Georg Simmel è il borderline della contemporaneità: include nelle differenze, esclude in uno
spazio complesso e unitario, vitale, in una scomposizione prismatica che ridefinisce tanto i
territori sociali e politici quanto le forme dell’appartenenza, come hanno scritto Massimiliano
Guareschi e Federico Rahola. Lo straniero non esiste e lo ha dimostrato con la vita, piuttosto uno
scomodo pensatore.
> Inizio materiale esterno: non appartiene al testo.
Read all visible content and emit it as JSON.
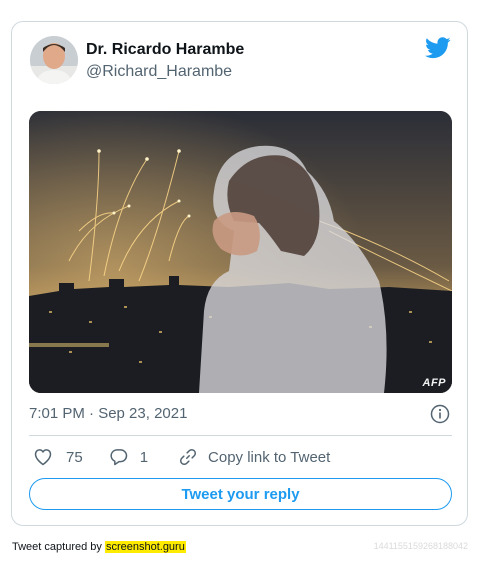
{
  "tweet": {
    "display_name": "Dr. Ricardo Harambe",
    "handle": "@Richard_Harambe",
    "media_watermark": "AFP",
    "timestamp": "7:01 PM · Sep 23, 2021",
    "likes": "75",
    "replies": "1",
    "copy_link_label": "Copy link to Tweet",
    "reply_button_label": "Tweet your reply"
  },
  "footer": {
    "captured_prefix": "Tweet captured by ",
    "captured_site": "screenshot.guru",
    "tweet_id": "1441155159268188042"
  },
  "colors": {
    "twitter_blue": "#1d9bf0",
    "border": "#cfd9de",
    "secondary_text": "#536471",
    "highlight": "#ffeb00"
  },
  "icons": [
    "twitter-bird-icon",
    "info-icon",
    "heart-icon",
    "reply-bubble-icon",
    "link-icon"
  ]
}
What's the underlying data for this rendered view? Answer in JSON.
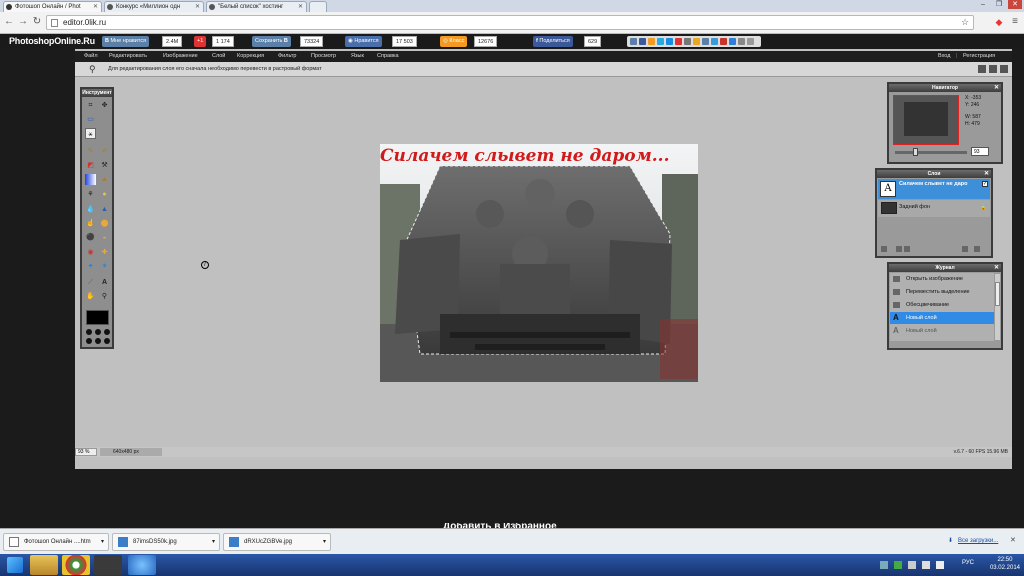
{
  "browser": {
    "tabs": [
      {
        "label": "Фотошоп Онлайн / Phot"
      },
      {
        "label": "Конкурс «Миллион одн"
      },
      {
        "label": "\"Белый список\" хостинг"
      }
    ],
    "url": "editor.0lik.ru"
  },
  "social": {
    "logo": "PhotoshopOnline.Ru",
    "vk_like_label": "Мне нравится",
    "vk_like_count": "2.4M",
    "gplus_label": "+1",
    "gplus_count": "1 174",
    "save_label": "Сохранить",
    "save_count": "73324",
    "like_label": "Нравится",
    "like_count": "17 503",
    "ok_label": "Класс",
    "ok_count": "12676",
    "share_label": "Поделиться",
    "share_count": "629"
  },
  "menu": {
    "items": [
      "Файл",
      "Редактировать",
      "Изображение",
      "Слой",
      "Коррекция",
      "Фильтр",
      "Просмотр",
      "Язык",
      "Справка"
    ],
    "login": "Вход",
    "register": "Регистрация"
  },
  "options_hint": "Для редактирования слоя его сначала необходимо перевести в растровый формат",
  "tools": {
    "title": "Инструмент"
  },
  "canvas": {
    "caption": "Силачем слывет не даром..."
  },
  "navigator": {
    "title": "Навигатор",
    "x_label": "X:",
    "x_value": "-353",
    "y_label": "Y:",
    "y_value": "246",
    "w_label": "W:",
    "w_value": "587",
    "h_label": "H:",
    "h_value": "479",
    "zoom": "93"
  },
  "layers": {
    "title": "Слои",
    "items": [
      {
        "name": "Силачем слывет не даро"
      },
      {
        "name": "Задний фон"
      }
    ]
  },
  "history": {
    "title": "Журнал",
    "items": [
      {
        "label": "Открыть изображение"
      },
      {
        "label": "Переместить выделение"
      },
      {
        "label": "Обесцвечивание"
      },
      {
        "label": "Новый слой"
      },
      {
        "label": "Новый слой"
      }
    ]
  },
  "status": {
    "zoom": "93",
    "zoom_unit": "%",
    "dimensions": "640x480 px",
    "fps": "v.6.7 - 60 FPS 15.96 MB"
  },
  "overlay_text": "Добавить в Избранное",
  "downloads": {
    "items": [
      {
        "name": "Фотошоп Онлайн ....htm"
      },
      {
        "name": "87imsDS50k.jpg"
      },
      {
        "name": "dRXUcZGBVe.jpg"
      }
    ],
    "all": "Все загрузки..."
  },
  "taskbar": {
    "lang": "РУС",
    "time": "22:50",
    "date": "03.02.2014"
  },
  "colors": {
    "accent_selected": "#3d8fd9",
    "history_selected": "#2f8be6",
    "caption_red": "#d11a1a"
  }
}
Una personalità che anche nell’odierno avrebbe creato non poche reazioni.
Pertanto, sembra doveroso concludere con un grazie di benvenuto alla grande Soziologie, e in
un’azione reciproca, si conferisca gratitudine per un bilancio complessivo e critico accurato nella
ricezione ad opera di Guareschi e Rahola, abili a fornire una cornice dettagliata del tessuto
culturale vissuto da Simmel, oltre a una particolareggiata cura nella suddivisione in dieci capitoli
e a un folto excursus che consta di ricerche e studi rivolti a un ampissimo spettro sociologico,
filosofico e politico.
Un grazie inoltre, a tutti coloro i quali si sono occupati e ancora continuano a interessarsi
dell’eclettico pensiero simmeliano.
Grazie. Lo direbbe anche il Maestro.